Energy and the Mining Industry

Energy security is the most important element of Poland's energy policy (meeting the current and future fuel and energy needs of end-users by diversifying access to natural gas and oil supplies, improving domestic competitiveness and protecting the natural environment).

Future EU membership will mean taking on board all the EU's legal requirements. Poland sees this not only as an obligation but also a unique chance to skip the middle stages and benefit from the many years experience of more developed market economies, enabling its energy enterprises to effectively compete on this demanding market and offering the chance of diversyfying energy sources, something which has already been partially realized.

Rebuilding the northern port in Gdansk also created conditions for making Poland independent of a single source of oil supplies. This investment created the conditions for diversifying oil and oil-product supplies. The problem remains natural gas supplies to Poland. In the period 1992-98 three-gas pipeline connections were realized linking Poland to the German system. However, in 2001 a contract was signed to build a pipeline linking Poland and Norwegian gas fields, though 90% of gas supplies still come from Russia.

The Polish power grid system was, however, linked up to the Western European grid, thus increasing the country's energy security in the case of emergency and making it possible for Poland to sell surplus power. Poland's grid operator  Polskie Sieci Energetyczne(PSE), the largest seller of electricity in Poland, is also looking for revenues from other sources. It has invested for example in the telecommunications sector, buying shares in companies offering mobile phone services and inter-city fixed line telephone services. PSE has also engaged in a new project to link up to the net via the power grid. Soon it will be possible to use the Internet via computer and ordinary electrical socket. A telephone line will not be necessary. Thanks to activity outside the energy sector the power sector has noted high profits in recent years.

In Polish energy policy, as in EU policy, one can notice a clear rise in the importance attached to protection of the natural environment . Activities have been undertaken aimed at eliminating the sources, not just the symptoms, of pollution, for example. A key element in this strategy will be a greater role played by renewable energy sources. The necessity of setting up such technology was expressed clearly in legislation in Poland in July 1999. The share of renewable energy in Poland is gradually rising. Amongst other things, this is due to: the significant increase in the use of wood and wood-related sources, the setting up of several geothermal heating systems, several wind-powered power generators and many small water-powered generators, many heating plants and generators powered by gas from communal refuse dumps.

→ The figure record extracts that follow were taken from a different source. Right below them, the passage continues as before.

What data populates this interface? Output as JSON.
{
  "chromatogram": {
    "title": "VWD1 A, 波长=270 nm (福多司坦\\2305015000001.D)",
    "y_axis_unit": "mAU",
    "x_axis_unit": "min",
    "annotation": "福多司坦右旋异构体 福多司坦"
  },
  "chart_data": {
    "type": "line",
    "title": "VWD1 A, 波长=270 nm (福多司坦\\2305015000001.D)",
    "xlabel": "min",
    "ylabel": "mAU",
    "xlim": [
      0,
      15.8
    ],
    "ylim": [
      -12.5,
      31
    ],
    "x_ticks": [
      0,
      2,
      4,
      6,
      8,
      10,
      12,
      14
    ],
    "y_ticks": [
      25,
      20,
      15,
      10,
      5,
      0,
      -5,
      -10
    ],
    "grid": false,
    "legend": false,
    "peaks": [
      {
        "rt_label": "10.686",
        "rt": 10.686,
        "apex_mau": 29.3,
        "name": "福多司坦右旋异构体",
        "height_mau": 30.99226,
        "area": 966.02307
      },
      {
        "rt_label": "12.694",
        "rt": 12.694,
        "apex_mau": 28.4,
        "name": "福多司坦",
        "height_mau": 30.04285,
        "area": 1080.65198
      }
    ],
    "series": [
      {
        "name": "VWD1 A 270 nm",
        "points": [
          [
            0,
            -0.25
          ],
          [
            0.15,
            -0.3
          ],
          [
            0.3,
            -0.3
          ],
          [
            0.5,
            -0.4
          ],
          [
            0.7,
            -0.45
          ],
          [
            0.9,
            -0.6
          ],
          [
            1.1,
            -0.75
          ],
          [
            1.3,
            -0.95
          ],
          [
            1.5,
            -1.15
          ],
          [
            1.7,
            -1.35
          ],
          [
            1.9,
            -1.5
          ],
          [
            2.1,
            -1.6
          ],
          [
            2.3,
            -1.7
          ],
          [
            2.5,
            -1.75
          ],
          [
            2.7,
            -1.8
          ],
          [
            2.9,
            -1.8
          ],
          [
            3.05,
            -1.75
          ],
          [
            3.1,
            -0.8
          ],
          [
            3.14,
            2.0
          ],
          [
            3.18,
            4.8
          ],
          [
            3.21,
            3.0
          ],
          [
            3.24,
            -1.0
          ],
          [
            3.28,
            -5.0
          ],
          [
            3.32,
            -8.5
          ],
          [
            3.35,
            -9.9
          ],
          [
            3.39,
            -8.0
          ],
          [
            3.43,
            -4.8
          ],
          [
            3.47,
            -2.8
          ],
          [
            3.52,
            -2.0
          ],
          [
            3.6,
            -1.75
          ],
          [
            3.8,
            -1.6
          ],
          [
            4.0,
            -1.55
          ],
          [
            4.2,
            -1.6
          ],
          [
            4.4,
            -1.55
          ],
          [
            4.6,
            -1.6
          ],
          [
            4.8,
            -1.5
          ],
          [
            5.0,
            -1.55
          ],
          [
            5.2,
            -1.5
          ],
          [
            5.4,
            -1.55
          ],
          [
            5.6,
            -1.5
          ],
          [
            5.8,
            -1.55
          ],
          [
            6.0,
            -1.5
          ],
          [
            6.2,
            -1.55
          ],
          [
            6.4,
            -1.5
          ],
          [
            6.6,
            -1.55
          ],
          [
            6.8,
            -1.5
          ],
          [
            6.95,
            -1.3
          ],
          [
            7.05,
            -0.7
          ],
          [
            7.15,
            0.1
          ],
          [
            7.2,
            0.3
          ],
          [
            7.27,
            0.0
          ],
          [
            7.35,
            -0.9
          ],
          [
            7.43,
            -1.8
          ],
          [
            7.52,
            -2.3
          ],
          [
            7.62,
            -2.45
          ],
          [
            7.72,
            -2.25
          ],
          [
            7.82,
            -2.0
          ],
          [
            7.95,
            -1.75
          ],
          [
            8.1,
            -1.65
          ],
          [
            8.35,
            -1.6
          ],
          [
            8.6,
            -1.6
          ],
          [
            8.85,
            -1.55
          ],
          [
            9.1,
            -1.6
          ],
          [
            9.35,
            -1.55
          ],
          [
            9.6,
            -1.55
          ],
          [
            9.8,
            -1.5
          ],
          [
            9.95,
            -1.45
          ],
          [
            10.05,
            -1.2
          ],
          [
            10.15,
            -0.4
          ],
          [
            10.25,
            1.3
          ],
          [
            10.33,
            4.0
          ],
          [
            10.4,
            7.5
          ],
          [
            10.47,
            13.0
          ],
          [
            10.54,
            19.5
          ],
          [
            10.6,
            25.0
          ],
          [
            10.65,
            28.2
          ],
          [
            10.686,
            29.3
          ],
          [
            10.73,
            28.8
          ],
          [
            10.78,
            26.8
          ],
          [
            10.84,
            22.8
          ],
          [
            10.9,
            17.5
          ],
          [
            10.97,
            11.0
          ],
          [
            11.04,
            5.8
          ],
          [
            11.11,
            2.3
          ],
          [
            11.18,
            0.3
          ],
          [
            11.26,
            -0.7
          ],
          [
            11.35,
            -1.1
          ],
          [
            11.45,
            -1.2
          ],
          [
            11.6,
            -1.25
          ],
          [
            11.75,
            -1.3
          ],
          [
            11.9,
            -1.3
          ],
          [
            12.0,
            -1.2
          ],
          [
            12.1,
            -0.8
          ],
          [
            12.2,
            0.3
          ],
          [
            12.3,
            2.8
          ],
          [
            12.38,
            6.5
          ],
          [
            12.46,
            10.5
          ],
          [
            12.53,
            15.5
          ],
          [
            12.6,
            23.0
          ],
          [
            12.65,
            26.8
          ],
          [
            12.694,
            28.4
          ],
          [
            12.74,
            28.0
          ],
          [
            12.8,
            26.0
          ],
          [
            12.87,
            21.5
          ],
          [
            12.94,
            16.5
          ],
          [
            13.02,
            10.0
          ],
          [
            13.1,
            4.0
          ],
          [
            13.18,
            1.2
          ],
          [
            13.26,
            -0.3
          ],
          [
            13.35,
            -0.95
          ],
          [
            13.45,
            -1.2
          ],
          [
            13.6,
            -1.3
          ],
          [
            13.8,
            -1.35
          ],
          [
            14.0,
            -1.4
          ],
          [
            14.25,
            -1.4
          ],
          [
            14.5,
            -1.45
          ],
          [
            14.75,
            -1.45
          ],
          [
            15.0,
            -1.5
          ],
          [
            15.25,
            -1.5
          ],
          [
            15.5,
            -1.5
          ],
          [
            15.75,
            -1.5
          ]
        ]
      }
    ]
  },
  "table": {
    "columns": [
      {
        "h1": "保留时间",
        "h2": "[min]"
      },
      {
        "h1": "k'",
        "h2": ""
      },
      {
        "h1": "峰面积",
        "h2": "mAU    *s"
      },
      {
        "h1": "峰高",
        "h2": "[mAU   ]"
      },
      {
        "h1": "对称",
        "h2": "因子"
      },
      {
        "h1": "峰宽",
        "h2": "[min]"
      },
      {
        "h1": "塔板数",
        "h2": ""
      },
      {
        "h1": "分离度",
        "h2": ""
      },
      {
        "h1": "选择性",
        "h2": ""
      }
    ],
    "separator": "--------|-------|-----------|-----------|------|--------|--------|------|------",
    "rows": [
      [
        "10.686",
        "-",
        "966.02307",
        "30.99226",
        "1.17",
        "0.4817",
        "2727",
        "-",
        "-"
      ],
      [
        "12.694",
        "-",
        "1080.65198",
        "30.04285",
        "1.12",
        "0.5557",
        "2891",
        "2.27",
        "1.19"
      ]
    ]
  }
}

Reform of the coal industry Polish is closely linked to changes coming into effect in the energy industry. Having said that, the main source of energy in Poland remains coal, though it in recent years its share has consistently fallen. The multi-year plan to reform mining comprises, amongst other things, limiting production by closing unprofitable mines, reducing employment (with high compensation for miners at the same time), modernizing production and privatizing the mines. The first two points have in large measure already been realized - almost 40% employment reductions, and 23 out of 64 mines closed. There are also examples of mines, which, thanks to lower employment and simultaneous modernization of production, have managed to turn profits for the first time in many years. 

Brown coal mining is also an element of the mining sector. Poland has for many years ranked high on the world list of producers. The situation here is significantly better and the basic reforms needed in hard coal mining are not needed. This is mainly down to the low costs of exploitation (via the opencast method) and transport, as directly neighbouring brown coal mines is power generation plants. The largest seams are located in the area of Belchatow (in central Poland). The power generator there provides power to about 20% of consumers in Poland.